I
l vient de perdre son boulot. Plutôt que de se lamenter sur son sort ou de chercher activement un emploi, il décide, à 40 ans, de faire un point sur sa vie, de se retourner un instant sur le chemin parcouru. Essayer de rattraper le temps perdu, revoir ses vieux potes et refaire le monde avec eux, renouer avec sa famille et surtout, exister à travers sa passion, la bande dessinée.
Dessinateur, c'est pas un métier, tout au plus une occupation salutaire quand ne rien faire devient trop fatigant. C'est du moins l'avis de Momo, un pote de banlieue. Son rêve à lui, c'est de signer dans une grande maison de disque. En attendant, son occupation principale, c'est la glandouille. Gilles se fout de l'incompréhension de ses proches. Le crayon à la main, il croque des scènes banales du quotidien, s'attarde sur des détails anodins, prend le temps d'observer, d'écouter, de vivre. Les gens s'activent autour de lui, le bousculent, l'invectivent. Pourtant, rien ne peut troubler le moment qu'il s'est réservé, plaisir égoïste mais salutaire.

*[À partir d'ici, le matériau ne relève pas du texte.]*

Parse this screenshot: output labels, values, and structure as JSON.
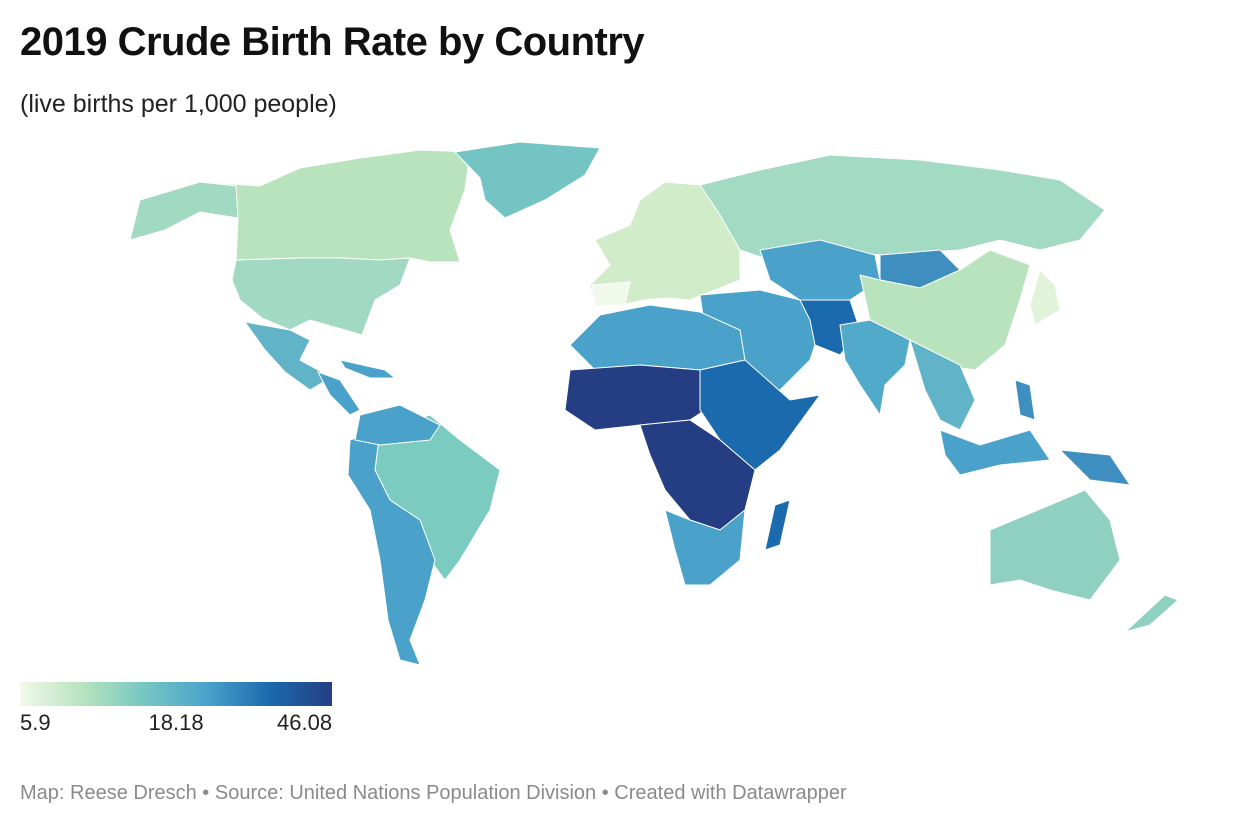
{
  "header": {
    "title": "2019 Crude Birth Rate by Country",
    "subtitle": "(live births per 1,000 people)"
  },
  "legend": {
    "colors": [
      "#f1f9ec",
      "#b8e3bd",
      "#76c6c3",
      "#4aa2cb",
      "#1b6aae",
      "#253e83"
    ],
    "ticks": [
      5.9,
      18.18,
      46.08
    ]
  },
  "footer": {
    "text": "Map: Reese Dresch • Source: United Nations Population Division • Created with Datawrapper"
  }
}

L'album est découpé en saynètes de quelques pages. Parfois acides et amusantes mais rarement drôles, elles mettent en scène une galerie de personnages gravitant autour de la cité. L'intérêt vient essentiellement de dialogues percutants, souvent réussis. La confrontation entre Gilles et le serveur du restaurant asiatique est, à ce titre, particulièrement croustillante. Cependant, les pages se tournent rapidement sans que le lecteur puisse se sentir réellement concerné. Même la vision subjective que propose l'auteur, avec sa silhouette vue de dos, façon "livre dont vous êtes le héros", ne provoque aucune implication particulière. Quant au dessin, sans fioriture, tout en bichromie, il fait la part belle aux "paysages" de la banlieue, à ses tours imposantes, ses terrains de jeux ou ses commerces de proximité.
Temps Mort résulte d'une démarche trop personnelle pour être vraiment partagée. L'auteur prend du recul mais ne laisse pas suffisamment d'espace au lecteur pour respirer, pour tenter de trouver ses propres références. Il reste néanmoins quelques passages agréables qui feront regretter qu'il n'ait pas été tiré meilleur profit d'un thème quasi-universel.